Начиная с этого вечера (не помню уже, когда именно это было) свободу мою ограничили; мне больше не разрешали гулять, разговаривать с другими воспитанниками или послушниками; в трапезной для меня накрыли отдельный стол, причем места справа и слева от меня оставались незанятыми. Тем не менее келью мою по-прежнему украшали цветы, на стенах висели гравюры, а на столе своем я находил все новые безделушки тончайшей работы. Я не замечал, что окружающие обращались со мной как с умалишенным, а ведь они слышали, как я без всякого смысла повторял несчетное число раз одни и те же слова, и это могло послужить для них оправданием: у них были свои планы, согласованные с духовником, и упорное молчание мое только утверждало их в том, что они думали обо мне. Духовник часто меня навещал, а все эти несчастные лицемеры старались заходить вместе с ним ко мне в келью. Обычно (за отсутствием других дел) я или смотрел на цветы, или любовался гравюрами, а они, войдя, говорили:

— Видите, он счастлив, как только можно быть счастливым, у него все есть, и он занят созерцанием этих роз.

— Нет, я ничем не занят, — отвечал я, — у меня нет никакого занятия.

Тогда они пожимали плечами, обменивались с духовником таинственными взглядами, и я был рад, когда они наконец уходили, не задумываясь о том, какая опасность нависала надо мной именно в эти часы.

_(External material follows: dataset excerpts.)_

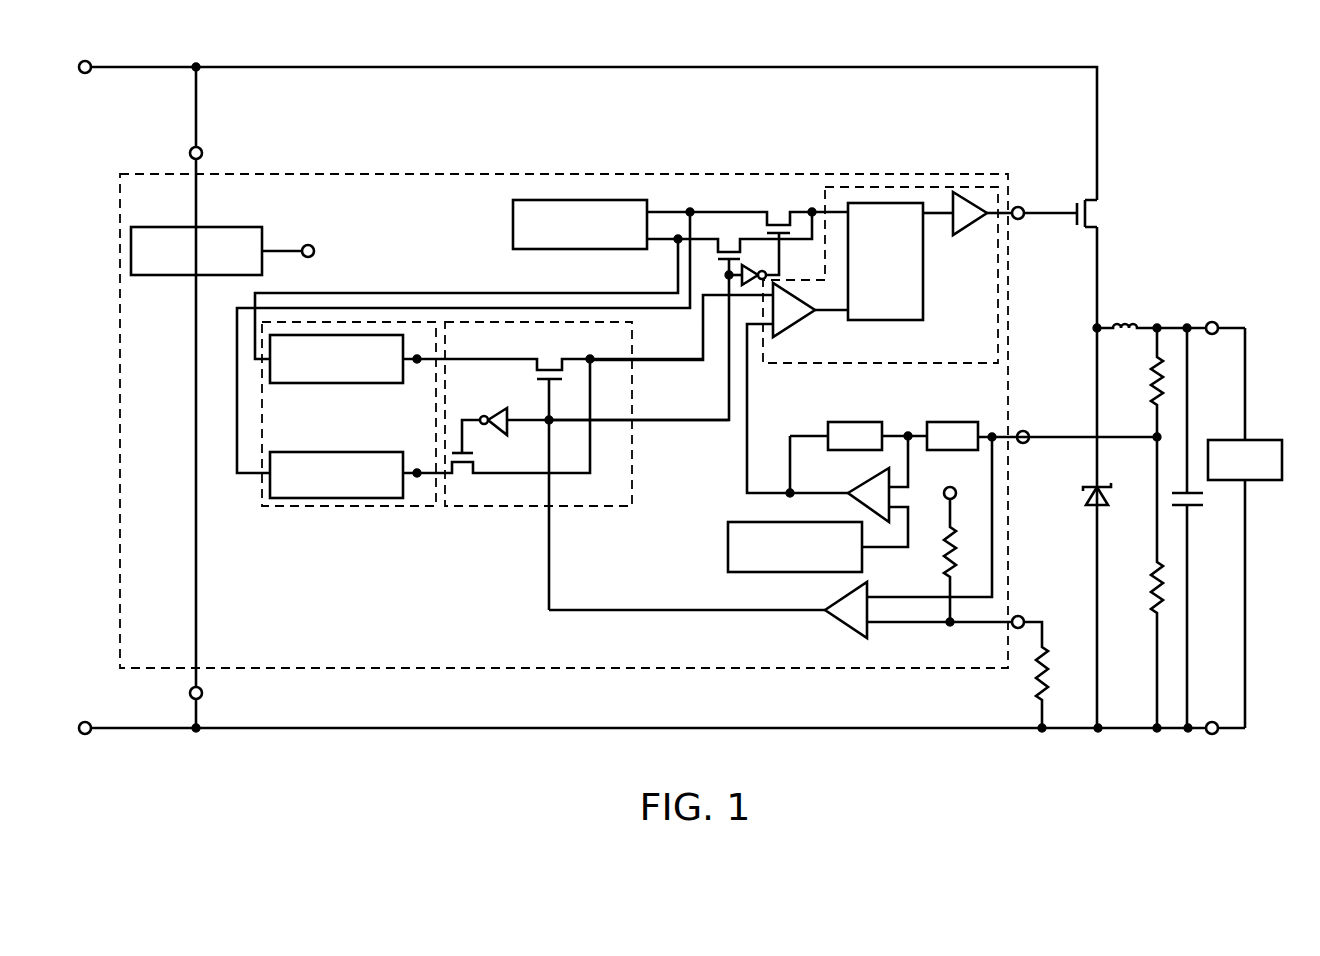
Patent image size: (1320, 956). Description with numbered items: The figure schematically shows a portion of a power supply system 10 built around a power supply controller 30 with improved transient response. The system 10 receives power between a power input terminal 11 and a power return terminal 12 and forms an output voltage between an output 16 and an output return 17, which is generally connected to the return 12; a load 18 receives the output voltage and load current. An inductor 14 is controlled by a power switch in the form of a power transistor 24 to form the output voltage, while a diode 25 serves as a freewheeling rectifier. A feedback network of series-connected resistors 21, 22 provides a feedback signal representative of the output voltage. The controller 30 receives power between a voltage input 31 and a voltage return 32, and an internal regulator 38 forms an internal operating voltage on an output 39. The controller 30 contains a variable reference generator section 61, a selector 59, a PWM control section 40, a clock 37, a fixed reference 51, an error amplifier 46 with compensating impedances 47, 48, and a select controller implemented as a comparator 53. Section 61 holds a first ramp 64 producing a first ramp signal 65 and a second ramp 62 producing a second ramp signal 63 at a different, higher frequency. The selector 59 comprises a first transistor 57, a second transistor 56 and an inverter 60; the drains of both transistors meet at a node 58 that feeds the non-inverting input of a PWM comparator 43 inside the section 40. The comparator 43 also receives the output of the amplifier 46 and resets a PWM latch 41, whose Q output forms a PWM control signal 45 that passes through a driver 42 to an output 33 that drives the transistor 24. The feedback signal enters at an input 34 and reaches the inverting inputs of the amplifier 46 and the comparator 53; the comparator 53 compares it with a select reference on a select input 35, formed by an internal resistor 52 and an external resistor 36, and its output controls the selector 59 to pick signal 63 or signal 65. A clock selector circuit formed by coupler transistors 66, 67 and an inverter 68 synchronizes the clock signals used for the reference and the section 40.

The power supply system 10 is at (933, 788).
The power input terminal 11 is at (90, 73).
The power return terminal 12 is at (90, 722).
The inductor 14 is at (1125, 325).
The output 16 is at (1214, 322).
The output return 17 is at (1216, 734).
The load 18 is at (1256, 480).
The resistor 21 is at (1150, 390).
The resistor 22 is at (1150, 602).
The power transistor 24 is at (1097, 213).
The diode 25 is at (1090, 515).
The power supply controller 30 is at (481, 172).
The voltage input 31 is at (202, 150).
The voltage return 32 is at (202, 690).
The output 33 is at (1022, 207).
The input 34 is at (1026, 430).
The select input 35 is at (1023, 616).
The external resistor 36 is at (1050, 674).
The clock 37 is at (548, 250).
The internal regulator 38 is at (219, 227).
The output 39 is at (312, 246).
The PWM control section 40 is at (804, 363).
The PWM latch 41 is at (880, 321).
The driver 42 is at (969, 228).
The PWM comparator 43 is at (792, 330).
The PWM control signal 45 is at (933, 220).
The error amplifier 46 is at (860, 480).
The impedance 47 is at (936, 420).
The impedance 48 is at (840, 420).
The reference 51 is at (770, 572).
The resistor 52 is at (956, 540).
The comparator 53 is at (835, 620).
The second transistor 56 is at (548, 362).
The first transistor 57 is at (462, 474).
The node 58 is at (591, 355).
The selector 59 is at (470, 506).
The inverter 60 is at (503, 412).
The variable reference generator section 61 is at (335, 506).
The second ramp generator 62 is at (290, 383).
The second ramp signal 63 is at (420, 364).
The first ramp generator 64 is at (368, 452).
The first ramp signal 65 is at (418, 470).
The coupler transistor 66 is at (778, 223).
The coupler transistor 67 is at (729, 245).
The inverter 68 is at (740, 287).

В это время во дворце герцога Монсады шли совещание за совещанием: надо было решить, в здравом ли я уме и могу ли принять обет. По-видимому, святые отцы, подобно их закоренелым врагам маврам, были Фзабочены тем, как произвести дурачка в святого. Теперь против меня образовалась уже целая партия, одному человеку было не под силу с ней справиться. Поднялся шум, и люди непрестанно сновали из дворца Монсады в монастырь и обратно. Меня объявляли сумасшедшим, упрямцем, еретиком, дураком, словом, всем чем угодно, лишь бы успокоить ревнивую тревогу моих родителей, корыстолюбие монахов или тщеславие экс-иезуитов, которые подсмеивались над страхами всех остальных и неуклонно блюли свои собственные интересы. Для них очень мало значило, в своем я уме или нет, им было совершенно все равно, причислить ли к своим рядам отпрыска знатнейшего испанского рода, или заковать его в цепи как умалишенного, или же, объявив его одержимым, изгонять из него бесов. Речь шла о coup de theatre[170], который должен быть сыгран, и, так как первые роли в этом представлении оставались за ними, их нимало не заботила катастрофа, которая могла разразиться. По счастью, пока длился весь этот шум, поднятый страхом, обманом, притворством и клеветой, настоятель сохранял спокойствие. Он не старался успокоить поднявшееся волнение, ибо оно лишь возвеличивало его собственную роль во всем этом деле, но он твердо стоял на своем: для того, чтобы принять обет монашества, я должен доказать, что я действительно в здравом уме. Сам я ничего об этом не знал и был поражен, когда в последний день моего послушания был вызван в приемную. Я неуклонно исполнял все, что от меня требовал монастырский устав, не имел ни одного замечания от поставленного над послушниками священника и был совершенно не подготовлен к тому, что меня ожидало.